Wear comfortable shoes (or insoles like currexSole): At no point during a busy event will you be sitting still, so be prepared to take any task and run with it. At an athletic event such as the St. Anthony’s triathlon or Boston Marathon, you’ll likely be multi-tasking with duties that will take you from early morning start lines to media tents to finish line coverage and of course, the VIP Tent all in a matter of minutes. Dress the part. At formal or dressy events, go ahead and rock your favorite pair of wedges or heels, but make sure that you’re able to “run the event,” literally, in them.

Arrive early and pow-wow: Set aside time prior to the event (even the night before over dinner and drinks if possible), to meet up with everyone involved with the production and talk through event flow, timeline and plan.  This will pay dividends in efficiency and avoiding silly mistakes.
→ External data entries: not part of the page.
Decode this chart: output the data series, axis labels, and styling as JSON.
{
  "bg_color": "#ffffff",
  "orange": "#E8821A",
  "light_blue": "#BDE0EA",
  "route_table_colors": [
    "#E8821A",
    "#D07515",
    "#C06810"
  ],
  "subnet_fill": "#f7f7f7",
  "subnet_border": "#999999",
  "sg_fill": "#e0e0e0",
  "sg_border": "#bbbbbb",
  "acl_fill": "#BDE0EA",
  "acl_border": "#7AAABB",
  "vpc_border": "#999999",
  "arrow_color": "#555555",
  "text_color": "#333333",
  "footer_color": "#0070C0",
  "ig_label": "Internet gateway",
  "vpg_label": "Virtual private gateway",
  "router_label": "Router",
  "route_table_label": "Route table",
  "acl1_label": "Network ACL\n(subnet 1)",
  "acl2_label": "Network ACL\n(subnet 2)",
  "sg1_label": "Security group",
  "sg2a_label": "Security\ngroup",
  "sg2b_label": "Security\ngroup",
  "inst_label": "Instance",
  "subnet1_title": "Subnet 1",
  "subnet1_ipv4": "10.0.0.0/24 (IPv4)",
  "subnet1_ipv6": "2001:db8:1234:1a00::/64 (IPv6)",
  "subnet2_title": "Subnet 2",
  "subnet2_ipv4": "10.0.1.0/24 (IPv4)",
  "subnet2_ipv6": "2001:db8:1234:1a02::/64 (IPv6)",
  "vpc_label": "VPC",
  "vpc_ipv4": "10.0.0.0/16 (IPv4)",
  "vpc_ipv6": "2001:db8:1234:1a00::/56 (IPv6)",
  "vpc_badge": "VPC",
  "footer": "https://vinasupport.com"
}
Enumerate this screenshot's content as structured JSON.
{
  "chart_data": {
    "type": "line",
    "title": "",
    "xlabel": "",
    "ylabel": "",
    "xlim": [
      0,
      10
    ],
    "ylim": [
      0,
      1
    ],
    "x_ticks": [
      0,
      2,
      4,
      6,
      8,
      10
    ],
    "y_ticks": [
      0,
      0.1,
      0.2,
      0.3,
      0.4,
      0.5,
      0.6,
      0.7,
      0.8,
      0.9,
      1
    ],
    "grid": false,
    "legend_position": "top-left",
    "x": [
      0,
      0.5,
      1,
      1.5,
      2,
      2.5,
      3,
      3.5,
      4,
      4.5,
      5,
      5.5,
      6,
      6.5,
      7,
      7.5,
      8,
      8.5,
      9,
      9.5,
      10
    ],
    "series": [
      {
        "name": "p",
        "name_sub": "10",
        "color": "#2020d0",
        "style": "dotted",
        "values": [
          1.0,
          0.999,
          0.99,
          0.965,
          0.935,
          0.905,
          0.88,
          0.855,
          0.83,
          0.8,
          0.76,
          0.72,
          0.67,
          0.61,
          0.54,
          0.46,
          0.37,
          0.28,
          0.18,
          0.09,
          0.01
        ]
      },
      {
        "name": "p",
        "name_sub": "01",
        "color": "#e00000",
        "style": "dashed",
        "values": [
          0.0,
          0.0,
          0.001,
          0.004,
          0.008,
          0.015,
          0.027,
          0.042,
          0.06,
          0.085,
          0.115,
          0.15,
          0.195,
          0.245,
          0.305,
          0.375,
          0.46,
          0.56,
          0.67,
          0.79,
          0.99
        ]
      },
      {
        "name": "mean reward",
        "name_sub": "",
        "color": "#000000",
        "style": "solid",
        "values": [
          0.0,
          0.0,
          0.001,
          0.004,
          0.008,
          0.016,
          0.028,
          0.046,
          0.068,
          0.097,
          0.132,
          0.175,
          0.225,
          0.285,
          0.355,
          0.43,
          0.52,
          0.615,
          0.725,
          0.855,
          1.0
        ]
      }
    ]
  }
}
Follow Up is KING: As with anything, follow up, follow up, follow up.  You event attendees should leave pretty excited and ideas for what they just experienced will be fresh in their minds, so make the follow up fluid, clear and provide easy-to-access assets.  Be it hashtags for social media, images from the event (people love to post what they just experienced), images of the people/product you’re trying to promote or specific story angles the instant follow up helps your case.  Be gracious and thank everyone for their time ~ individual thank yous are best received.  Personalize the follow up and provide that member of the media with information that will be most beneficial to them.  For example, at the ResT event, one editor was most interested in Kari Pearce and her story while another editor was just about to get started on a sleep technology piece.

On event day, be sure to take several photos or have a professional photographer on hand (do it for the “gram”), interact with both staff and guests and most important, have fun! You have worked hard so enjoy bringing together all of the details that go into bringing a successful media event to life!